Learning is the first step towards integrating adaptive capacity to your systems. You have to learn how your teams and your systems respond to stress. It’s why we don’t say “I’ve seen seven years of incidents” but instead “Well, let me tell you about one time when…”.

We go to Conferences to learn

We have 1:1s where we learn

We read up on blog posts and books to learn

All of these are stories. When we improve in our orgs, we don’t say “Remember: This consul config needs to be set to 360”. It’s “Remember the time Consul started to demand more resources during that sales push? We had to bump the config here to 360, because underneath that number we can’t keep a quorum quickly enough”. Our improvements are intrinsically tied to our experiences and our learning.

If all of this is ever present and without conscious thought, why bother placing so much emphasis on learning? We’re going to adapt anyways - why not just fix stuff and move on? It’s a lot faster after all.
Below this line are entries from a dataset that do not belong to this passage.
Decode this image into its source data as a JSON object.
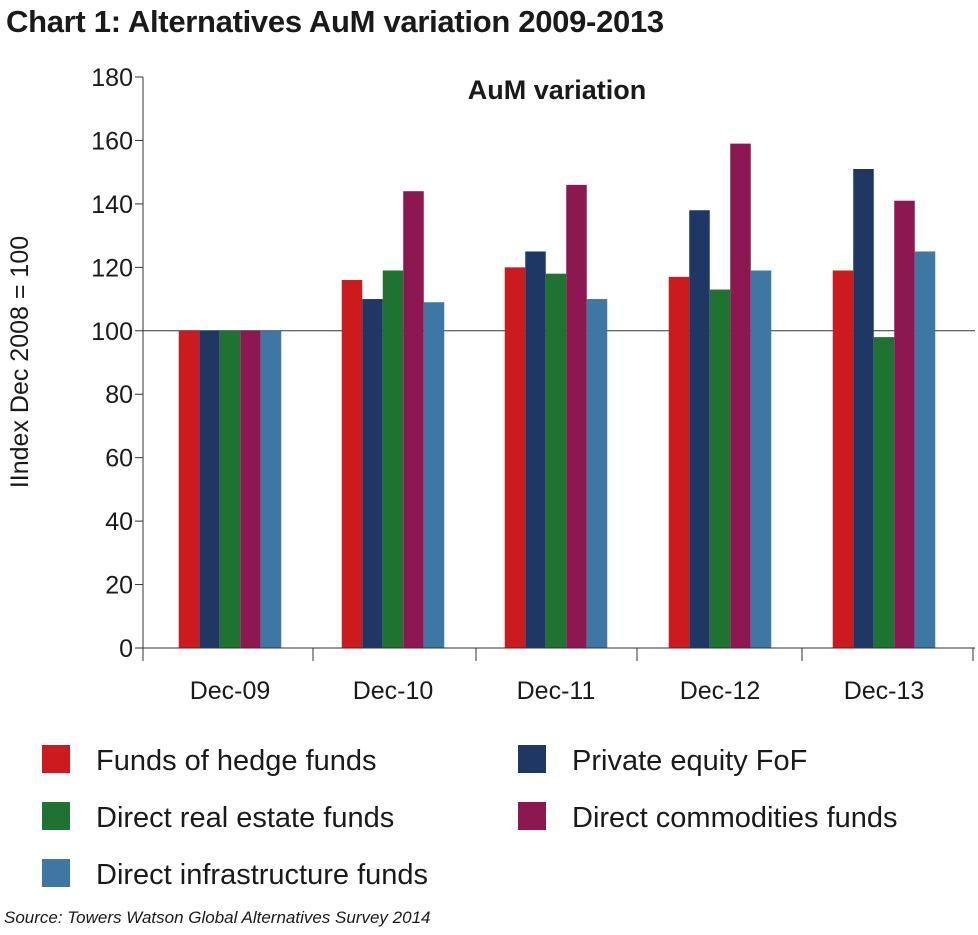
{
  "page": {
    "title": "Chart 1: Alternatives AuM variation 2009-2013",
    "source": "Source: Towers Watson Global Alternatives Survey 2014"
  },
  "chart_data": {
    "type": "bar",
    "title": "AuM variation",
    "xlabel": "",
    "ylabel": "IIndex Dec 2008 = 100",
    "ylim": [
      0,
      180
    ],
    "yticks": [
      0,
      20,
      40,
      60,
      80,
      100,
      120,
      140,
      160,
      180
    ],
    "reference_line": 100,
    "grid": false,
    "legend_position": "bottom",
    "categories": [
      "Dec-09",
      "Dec-10",
      "Dec-11",
      "Dec-12",
      "Dec-13"
    ],
    "series": [
      {
        "name": "Funds of hedge funds",
        "color": "#cc1a1f",
        "values": [
          100,
          116,
          120,
          117,
          119
        ]
      },
      {
        "name": "Private equity FoF",
        "color": "#1e3765",
        "values": [
          100,
          110,
          125,
          138,
          151
        ]
      },
      {
        "name": "Direct real estate funds",
        "color": "#1e7331",
        "values": [
          100,
          119,
          118,
          113,
          98
        ]
      },
      {
        "name": "Direct commodities funds",
        "color": "#8c1751",
        "values": [
          100,
          144,
          146,
          159,
          141
        ]
      },
      {
        "name": "Direct infrastructure funds",
        "color": "#3e77a4",
        "values": [
          100,
          109,
          110,
          119,
          125
        ]
      }
    ]
  }
}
Simple answers aren’t enough. Our runbooks are useful - but they’re not enough. The dashboards we put in place and the action items generated help, but they don’t connect all the dots. The metrics we surface to illustrate a point are two dimensional when we need to see the bigger picture. They’re data - we need insights.

We never know what’s next, looming over the horizon. Learning is the only way to be prepared for whatever is to come.